Speaking more concretely, there are four ways to access attributes:

  • Use GetAttribute() to get attribute value string from the owner element.
  • Use indexer for XmlReader. It returns the same as GetAttribute()
  • Use MoveToFirstAttribute() or MoveToNextAttribute() to navigate attributes in order
  • Use MoveToAttribute() to navigate directly to the specified attribute.

With MoveToXXX() methods, we can get several properties from XmlReader itself. And it can read each attribute value node with ReadAttributeValue() method. Actually, ReadAttributeValue() just moves to attribute value nodes, like other MoveToXXX() methods.
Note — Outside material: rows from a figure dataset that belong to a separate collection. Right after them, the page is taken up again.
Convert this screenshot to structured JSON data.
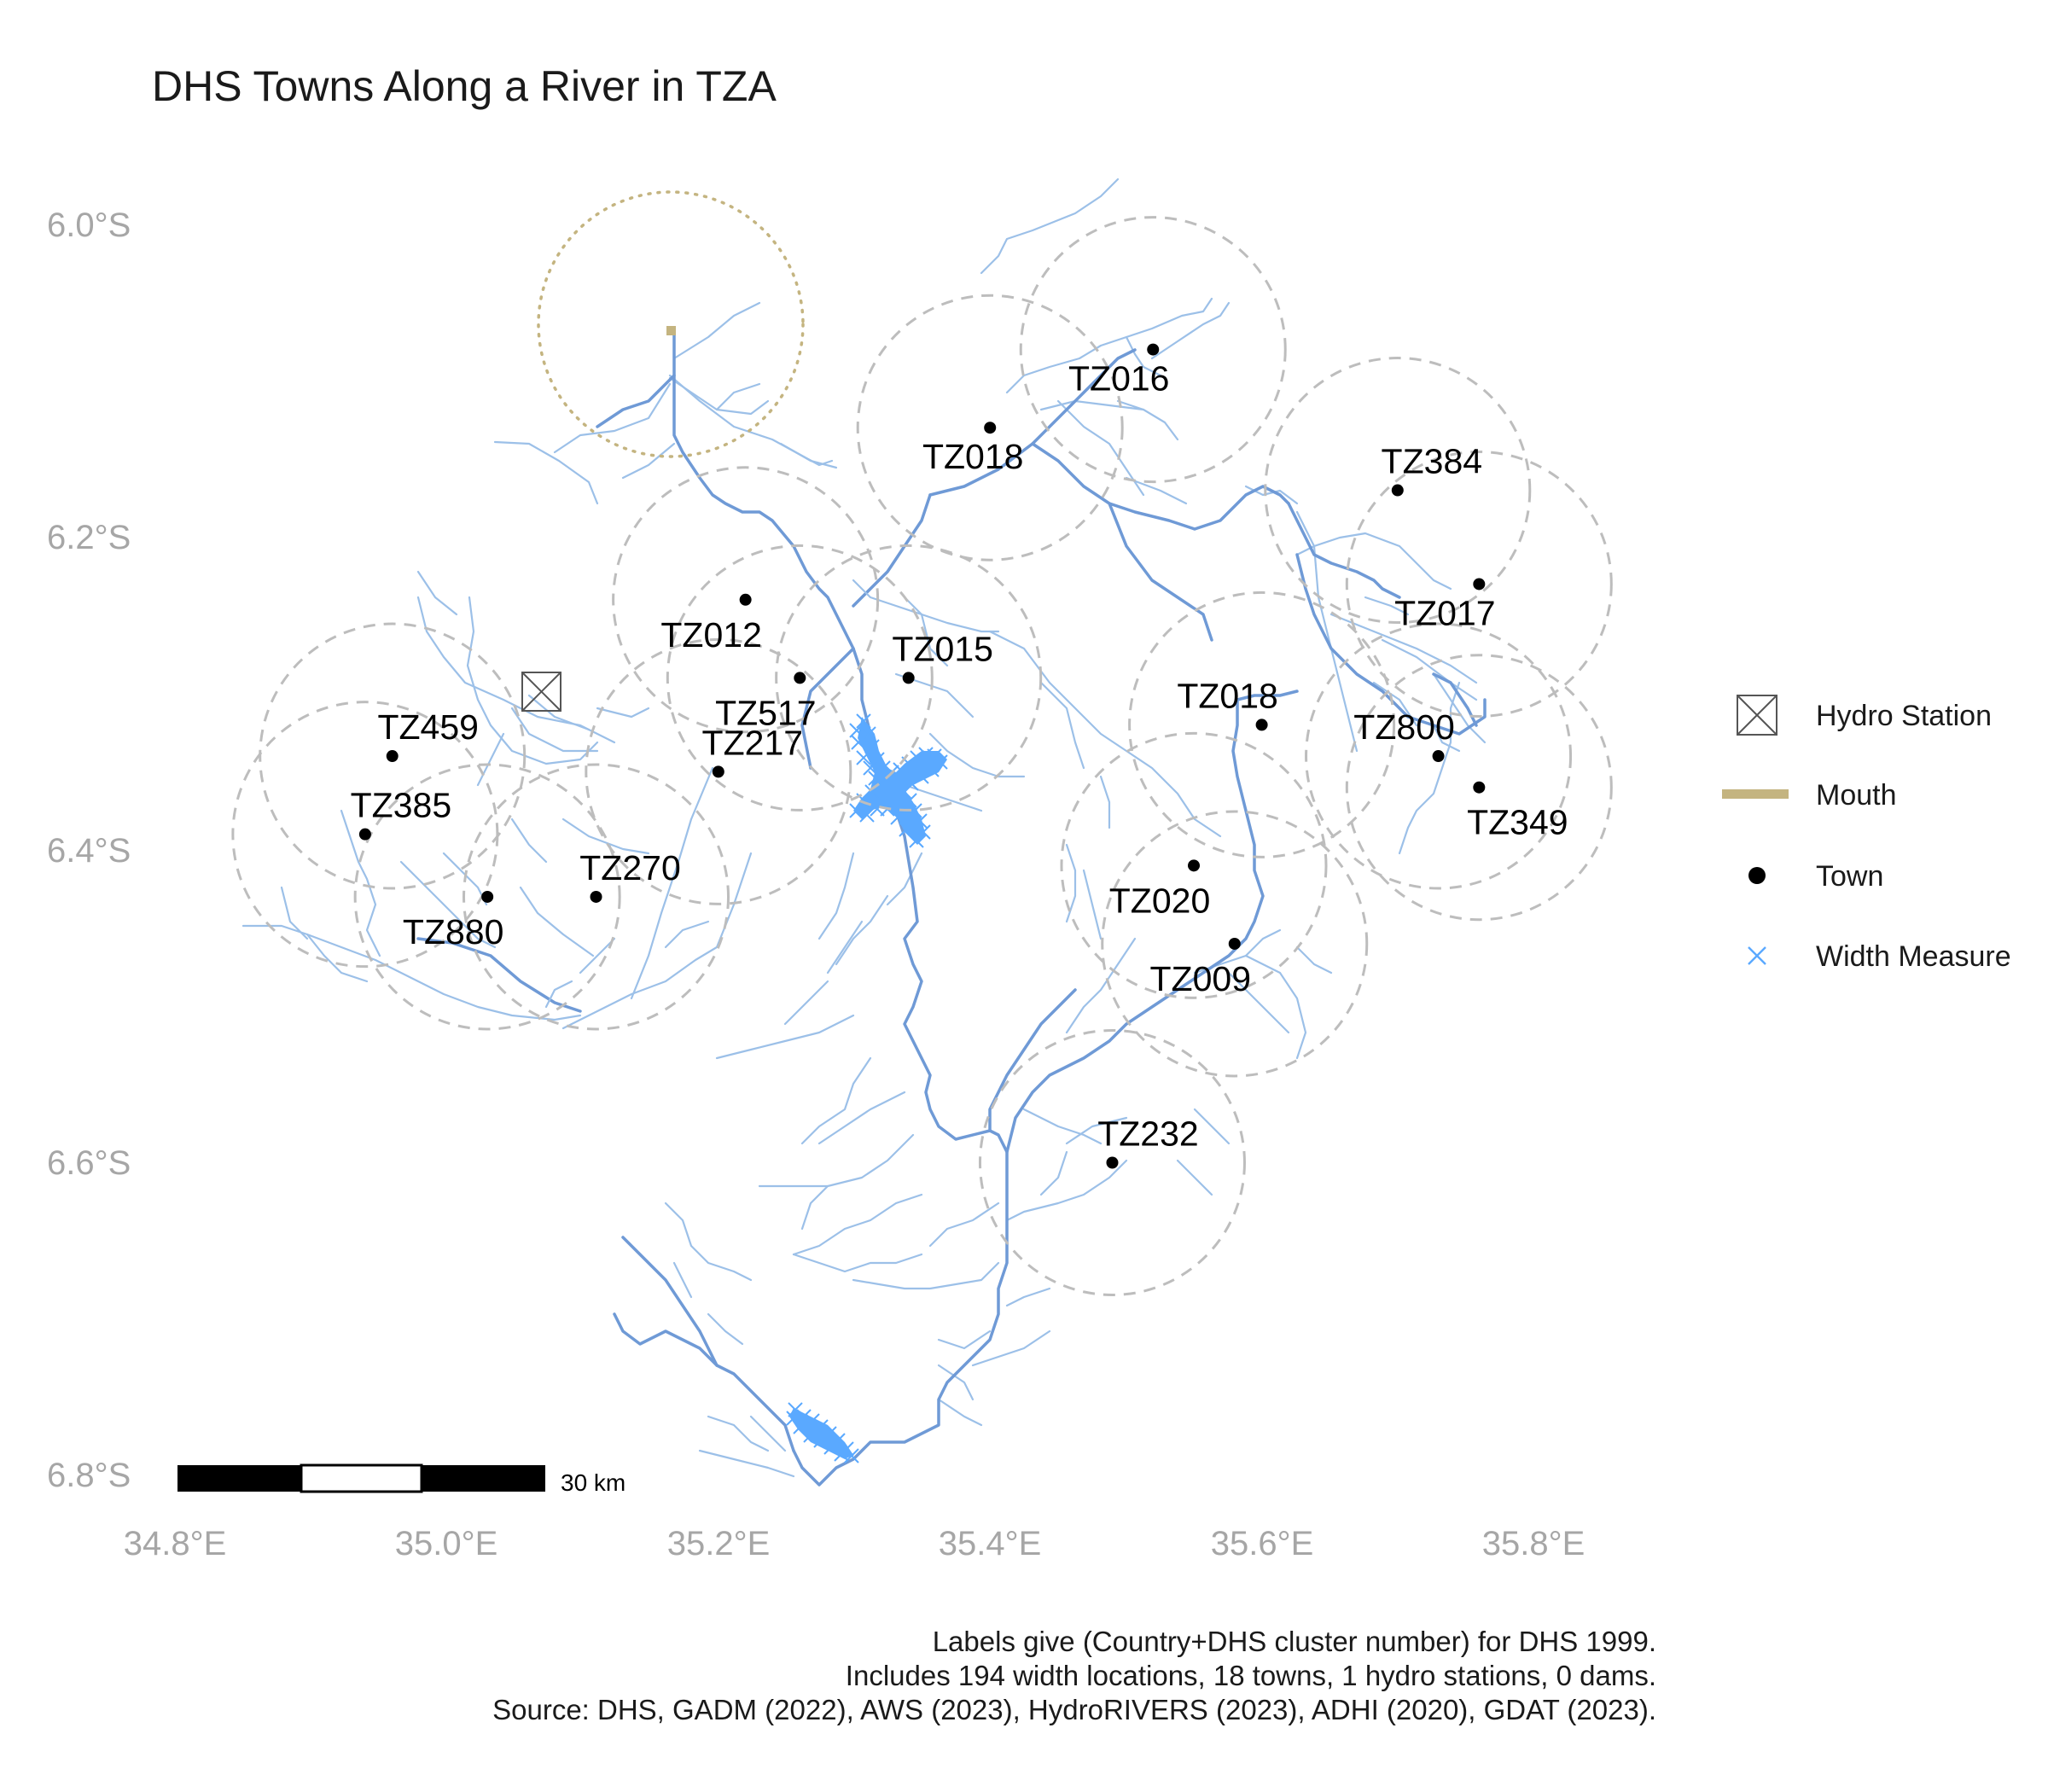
{
  "title": "DHS Towns Along a River in TZA",
  "colors": {
    "river_major": "#6f9ad6",
    "river_minor": "#9cc0e8",
    "width_measure": "#5aa9ff",
    "buffer": "#bdbdbd",
    "mouth": "#c4b480",
    "town": "#000000",
    "axis_text": "#a6a6a6"
  },
  "axes": {
    "lat_ticks": [
      "6.0°S",
      "6.2°S",
      "6.4°S",
      "6.6°S",
      "6.8°S"
    ],
    "lon_ticks": [
      "34.8°E",
      "35.0°E",
      "35.2°E",
      "35.4°E",
      "35.6°E",
      "35.8°E"
    ]
  },
  "towns": [
    {
      "id": "TZ016",
      "lon": 35.52,
      "lat": 6.08
    },
    {
      "id": "TZ018",
      "lon": 35.4,
      "lat": 6.13
    },
    {
      "id": "TZ384",
      "lon": 35.7,
      "lat": 6.17
    },
    {
      "id": "TZ017",
      "lon": 35.76,
      "lat": 6.23
    },
    {
      "id": "TZ012",
      "lon": 35.22,
      "lat": 6.24
    },
    {
      "id": "TZ015",
      "lon": 35.34,
      "lat": 6.29
    },
    {
      "id": "TZ517",
      "lon": 35.26,
      "lat": 6.29
    },
    {
      "id": "TZ018",
      "lon": 35.6,
      "lat": 6.32
    },
    {
      "id": "TZ459",
      "lon": 34.96,
      "lat": 6.34
    },
    {
      "id": "TZ800",
      "lon": 35.73,
      "lat": 6.34
    },
    {
      "id": "TZ217",
      "lon": 35.2,
      "lat": 6.35
    },
    {
      "id": "TZ349",
      "lon": 35.76,
      "lat": 6.36
    },
    {
      "id": "TZ385",
      "lon": 34.94,
      "lat": 6.39
    },
    {
      "id": "TZ020",
      "lon": 35.55,
      "lat": 6.41
    },
    {
      "id": "TZ270",
      "lon": 35.11,
      "lat": 6.43
    },
    {
      "id": "TZ880",
      "lon": 35.03,
      "lat": 6.43
    },
    {
      "id": "TZ009",
      "lon": 35.58,
      "lat": 6.46
    },
    {
      "id": "TZ232",
      "lon": 35.49,
      "lat": 6.6
    }
  ],
  "hydro_station": {
    "lon": 35.08,
    "lat": 6.3
  },
  "mouth": {
    "lon": 35.17,
    "lat": 6.07
  },
  "legend": [
    {
      "label": "Hydro Station",
      "symbol": "hydro-station"
    },
    {
      "label": "Mouth",
      "symbol": "mouth"
    },
    {
      "label": "Town",
      "symbol": "town"
    },
    {
      "label": "Width Measure",
      "symbol": "width-measure"
    }
  ],
  "scale_bar": {
    "label": "30 km"
  },
  "caption": [
    "Labels give (Country+DHS cluster number) for DHS 1999.",
    "Includes 194 width locations, 18 towns, 1 hydro stations, 0 dams.",
    "Source: DHS, GADM (2022), AWS (2023), HydroRIVERS (2023), ADHI (2020), GDAT (2023)."
  ]
}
Only Text, and EntityReference are possible to be a value node of an attribute. Inside attributes, Whitespaces are merely treated as Text. Even an empty attribute is also treated as it contains an empty string Text node.

GetAttribute(), indexer and MoveToAttribute() are overloaded as to take three set of arguments.
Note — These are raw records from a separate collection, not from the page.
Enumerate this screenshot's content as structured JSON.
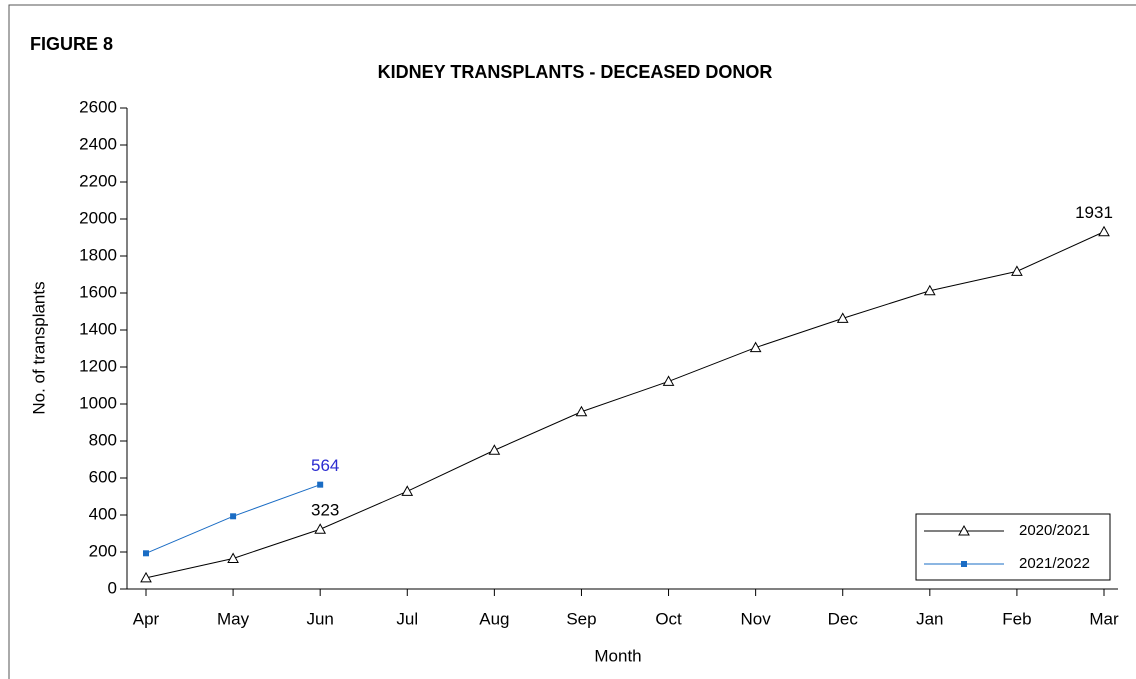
{
  "page_label": "FIGURE 8",
  "chart_data": {
    "type": "line",
    "title": "KIDNEY TRANSPLANTS - DECEASED DONOR",
    "x_label": "Month",
    "y_label": "No. of transplants",
    "categories": [
      "Apr",
      "May",
      "Jun",
      "Jul",
      "Aug",
      "Sep",
      "Oct",
      "Nov",
      "Dec",
      "Jan",
      "Feb",
      "Mar"
    ],
    "ylim": [
      0,
      2600
    ],
    "yticks": [
      0,
      200,
      400,
      600,
      800,
      1000,
      1200,
      1400,
      1600,
      1800,
      2000,
      2200,
      2400,
      2600
    ],
    "legend": "lower right",
    "series": [
      {
        "name": "2020/2021",
        "color": "#000000",
        "marker": "triangle",
        "values": [
          60,
          165,
          323,
          528,
          750,
          958,
          1122,
          1305,
          1463,
          1612,
          1717,
          1931
        ],
        "value_labels": [
          null,
          null,
          "323",
          null,
          null,
          null,
          null,
          null,
          null,
          null,
          null,
          "1931"
        ]
      },
      {
        "name": "2021/2022",
        "color": "#1a6cc4",
        "marker": "square",
        "values": [
          193,
          393,
          564,
          null,
          null,
          null,
          null,
          null,
          null,
          null,
          null,
          null
        ],
        "value_labels": [
          null,
          null,
          "564",
          null,
          null,
          null,
          null,
          null,
          null,
          null,
          null,
          null
        ]
      }
    ]
  }
}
  • int index to specify ordered attribute items. (Yes, attributes are "unordered" in XML Infoset Recommendation, but XmlReader has its mandatory "order" between attributes.)
  • a string name to specify an attribute whose markup name is identical to the argument.
  • a pair of two string to specify local part of the name and mapped namespace URI.

When the attribute specified by name(s) was not found, then GetAttribute() and indexer returns null, and MoveToXXX() returns false (they return a boolean value). As for int argument, they throws an exception.

Important Note

After using the reader, you have to call Close(). Especially, when you created XmlTextReader and XmlValidatingReader with file name argument, don't forget doing this.

XML Reader Tips

Parsing documents without namespaces

Sometimes (mainly for legacy documents), you might want to parse XML documents without correct namespaces. In such case, you can specify Namespaces = false on XmlTextReader.

Constructors

There are many constructor overroads for XmlTextReader. As for entire XML document, it can be created from string URI, Stream or TextReader, with optional XmlNameTable and optional BaseURI (it is mainly useful with Stream or TextReader).

Alternatively, it can be created from XML content string, with NodeType and XmlParserContext arguments. XmlTextReader can be used to parse XML fragments. This constructor provides easy ways to parse an attribute or element content. It is actually used internally for DOM value setters.

XmlReader and DTD

DTD (Document Type Definition) is used to constrain xml structure. It is not namespace-aware so it is not so recommended way to use it, but it had been commonly-used (since SGML, one of the ancestor of XML, have required DTD by design).

You might not know, but DTD does not only affect to "validity", but also to "well-formedness", so XmlTextReader which only supports well formedness check also consumes DTD.

If you don't want to read external DTD resources which might affect to the parser performance, you can set XmlResolver = null.

If you don't want to be reported any validation errors, you can specify ValidationEventHandler to XmlValidatingReader, or ValidationType = ValidationType.None. When you set the handler, it will never throw more validation errors unless you re-throw that error in your delegated method. Note that you cannot recover from any well-formedness errors.